Preliminary, over the 8 simulated vulnerable_* targets (10 ground-truth OWASP categories total):

Scanner Pentest agent
Ground-truth recall 10/10 (1.0) seed cassettes for 2 targets only
Token cost ≈0 (rule-based, judge off) ~45k–52k per recorded target
Wall-clock ~0.05s/target (indicative) ~38–44s per recorded target

On the 2 targets with seed cassettes:

Target Ground truth Scanner caught Agent caught Note
vulnerable_agentcore_devops LLM08 LLM08 ✓ LLM08 ✓ parity
vulnerable_helpdesk LLM01, LLM06 both ✓ LLM06 only agent missed LLM01 the scanner found

Honest reading. On these simulated, known-vulnerability targets the rule-based scanner reaches full recall at essentially zero token cost, and in one case the agent caught fewer categories while costing ~50k tokens. The agent's value is not in raw recall here — it is in novel discovery, which these simulated targets cannot exercise (see below). The aggregate "agent recall" the harness prints is depressed by the 6 targets that lack cassettes (counted as zero); read agent recall over cassetted targets only until the full set is recorded.

Mode-selection guidance

Preliminary — to be finalised once the full cassette set is recorded (US2).

  • Use scan (rule-based) for fast, deterministic, near-free coverage of known vulnerability classes — it is the right default for CI and regression gating.
  • Use pentest (agent) when you want exploratory, multi-step probing that can surface vulnerabilities outside the predefined vector library — accepting a much higher token/time cost. Its advantage shows on real targets, not simulated ones.

Validity caveats

  • Simulated targets measure caught/missed on known vulnerabilities only. Because a simulated target emits compromises solely for its declared vulnerabilities, novel findings cannot arise against it by construction — so the agent's headline value proposition is only observable against the real example agent (recorded live).
  • Agent numbers are replayed from recorded outcomes; they reflect the recorded canonical run, not a fresh live run. Re-recording is a deliberate, reviewed action.
  • The scanner's wall-clock is machine-dependent and indicative; only caught sets, counts, and token costs are guaranteed reproducible offline.

Regression gate

uv run python benchmarks/pentest_regression.py                 # gate (exit 0/1/2)
uv run python benchmarks/pentest_regression.py --update-baseline  # re-record (reviewed)
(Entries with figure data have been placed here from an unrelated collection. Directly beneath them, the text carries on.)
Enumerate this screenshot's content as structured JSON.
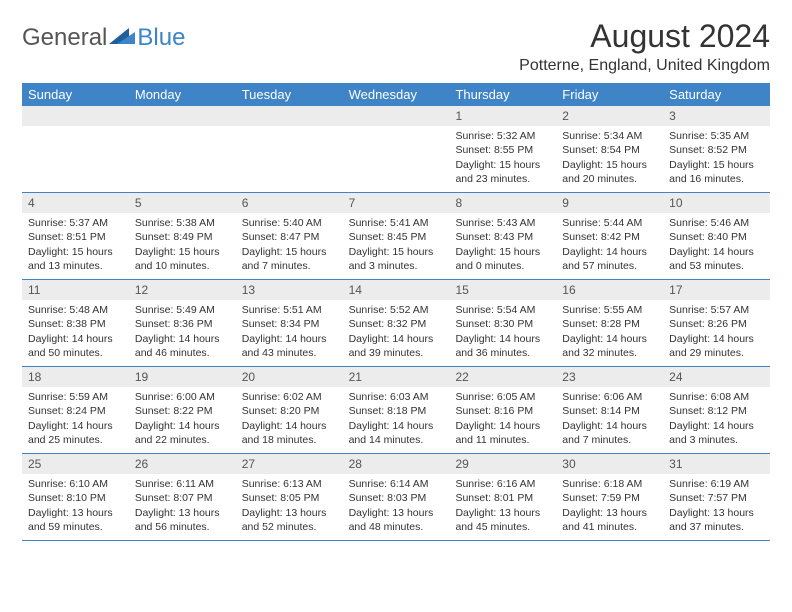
{
  "brand": {
    "text_general": "General",
    "text_blue": "Blue"
  },
  "title": "August 2024",
  "location": "Potterne, England, United Kingdom",
  "colors": {
    "header_bg": "#3e84c6",
    "header_text": "#ffffff",
    "daynum_bg": "#ececec",
    "row_border": "#3e84c6",
    "body_text": "#333333"
  },
  "typography": {
    "title_fontsize": 32,
    "location_fontsize": 16,
    "header_fontsize": 13,
    "cell_fontsize": 10.5
  },
  "day_names": [
    "Sunday",
    "Monday",
    "Tuesday",
    "Wednesday",
    "Thursday",
    "Friday",
    "Saturday"
  ],
  "weeks": [
    [
      null,
      null,
      null,
      null,
      {
        "n": "1",
        "sunrise": "5:32 AM",
        "sunset": "8:55 PM",
        "daylight": "15 hours and 23 minutes."
      },
      {
        "n": "2",
        "sunrise": "5:34 AM",
        "sunset": "8:54 PM",
        "daylight": "15 hours and 20 minutes."
      },
      {
        "n": "3",
        "sunrise": "5:35 AM",
        "sunset": "8:52 PM",
        "daylight": "15 hours and 16 minutes."
      }
    ],
    [
      {
        "n": "4",
        "sunrise": "5:37 AM",
        "sunset": "8:51 PM",
        "daylight": "15 hours and 13 minutes."
      },
      {
        "n": "5",
        "sunrise": "5:38 AM",
        "sunset": "8:49 PM",
        "daylight": "15 hours and 10 minutes."
      },
      {
        "n": "6",
        "sunrise": "5:40 AM",
        "sunset": "8:47 PM",
        "daylight": "15 hours and 7 minutes."
      },
      {
        "n": "7",
        "sunrise": "5:41 AM",
        "sunset": "8:45 PM",
        "daylight": "15 hours and 3 minutes."
      },
      {
        "n": "8",
        "sunrise": "5:43 AM",
        "sunset": "8:43 PM",
        "daylight": "15 hours and 0 minutes."
      },
      {
        "n": "9",
        "sunrise": "5:44 AM",
        "sunset": "8:42 PM",
        "daylight": "14 hours and 57 minutes."
      },
      {
        "n": "10",
        "sunrise": "5:46 AM",
        "sunset": "8:40 PM",
        "daylight": "14 hours and 53 minutes."
      }
    ],
    [
      {
        "n": "11",
        "sunrise": "5:48 AM",
        "sunset": "8:38 PM",
        "daylight": "14 hours and 50 minutes."
      },
      {
        "n": "12",
        "sunrise": "5:49 AM",
        "sunset": "8:36 PM",
        "daylight": "14 hours and 46 minutes."
      },
      {
        "n": "13",
        "sunrise": "5:51 AM",
        "sunset": "8:34 PM",
        "daylight": "14 hours and 43 minutes."
      },
      {
        "n": "14",
        "sunrise": "5:52 AM",
        "sunset": "8:32 PM",
        "daylight": "14 hours and 39 minutes."
      },
      {
        "n": "15",
        "sunrise": "5:54 AM",
        "sunset": "8:30 PM",
        "daylight": "14 hours and 36 minutes."
      },
      {
        "n": "16",
        "sunrise": "5:55 AM",
        "sunset": "8:28 PM",
        "daylight": "14 hours and 32 minutes."
      },
      {
        "n": "17",
        "sunrise": "5:57 AM",
        "sunset": "8:26 PM",
        "daylight": "14 hours and 29 minutes."
      }
    ],
    [
      {
        "n": "18",
        "sunrise": "5:59 AM",
        "sunset": "8:24 PM",
        "daylight": "14 hours and 25 minutes."
      },
      {
        "n": "19",
        "sunrise": "6:00 AM",
        "sunset": "8:22 PM",
        "daylight": "14 hours and 22 minutes."
      },
      {
        "n": "20",
        "sunrise": "6:02 AM",
        "sunset": "8:20 PM",
        "daylight": "14 hours and 18 minutes."
      },
      {
        "n": "21",
        "sunrise": "6:03 AM",
        "sunset": "8:18 PM",
        "daylight": "14 hours and 14 minutes."
      },
      {
        "n": "22",
        "sunrise": "6:05 AM",
        "sunset": "8:16 PM",
        "daylight": "14 hours and 11 minutes."
      },
      {
        "n": "23",
        "sunrise": "6:06 AM",
        "sunset": "8:14 PM",
        "daylight": "14 hours and 7 minutes."
      },
      {
        "n": "24",
        "sunrise": "6:08 AM",
        "sunset": "8:12 PM",
        "daylight": "14 hours and 3 minutes."
      }
    ],
    [
      {
        "n": "25",
        "sunrise": "6:10 AM",
        "sunset": "8:10 PM",
        "daylight": "13 hours and 59 minutes."
      },
      {
        "n": "26",
        "sunrise": "6:11 AM",
        "sunset": "8:07 PM",
        "daylight": "13 hours and 56 minutes."
      },
      {
        "n": "27",
        "sunrise": "6:13 AM",
        "sunset": "8:05 PM",
        "daylight": "13 hours and 52 minutes."
      },
      {
        "n": "28",
        "sunrise": "6:14 AM",
        "sunset": "8:03 PM",
        "daylight": "13 hours and 48 minutes."
      },
      {
        "n": "29",
        "sunrise": "6:16 AM",
        "sunset": "8:01 PM",
        "daylight": "13 hours and 45 minutes."
      },
      {
        "n": "30",
        "sunrise": "6:18 AM",
        "sunset": "7:59 PM",
        "daylight": "13 hours and 41 minutes."
      },
      {
        "n": "31",
        "sunrise": "6:19 AM",
        "sunset": "7:57 PM",
        "daylight": "13 hours and 37 minutes."
      }
    ]
  ],
  "labels": {
    "sunrise": "Sunrise: ",
    "sunset": "Sunset: ",
    "daylight": "Daylight: "
  }
}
benchmarks/pentest_regression.py re-runs the deterministic scanner over the fixed subset and replays the agent cassettes, then fails if the total ground-truth vulnerabilities caught (by either tool, summed across the subset) drops below the recorded baseline (benchmarks/results/pentest_eval_baseline.json, zero tolerance on the count — clarification Q4). Cost ratios are printed but never block. Because the scanner re-runs live each time, a detector regression that reduces coverage is caught immediately; the agent side is fixed from cassettes.
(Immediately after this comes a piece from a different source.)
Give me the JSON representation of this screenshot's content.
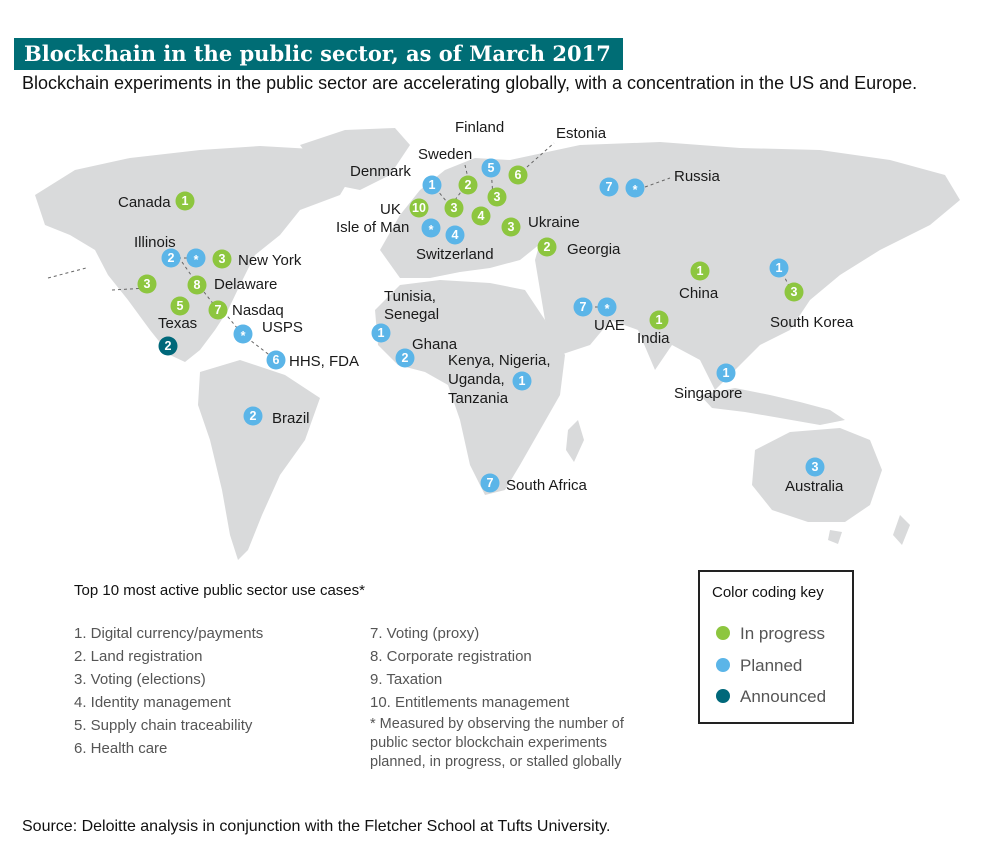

The CI workflow (.github/workflows/pentest-eval.yml) runs the gate weekly and on PRs, using the always-run/self-skip pattern (it enforces the gate only when the diff touches the benchmark, targets, cassettes, baseline, or the scanner/ detector code it depends on) so it is branch-protection-safe. The gate runs fully offline — no langgraph, no live model.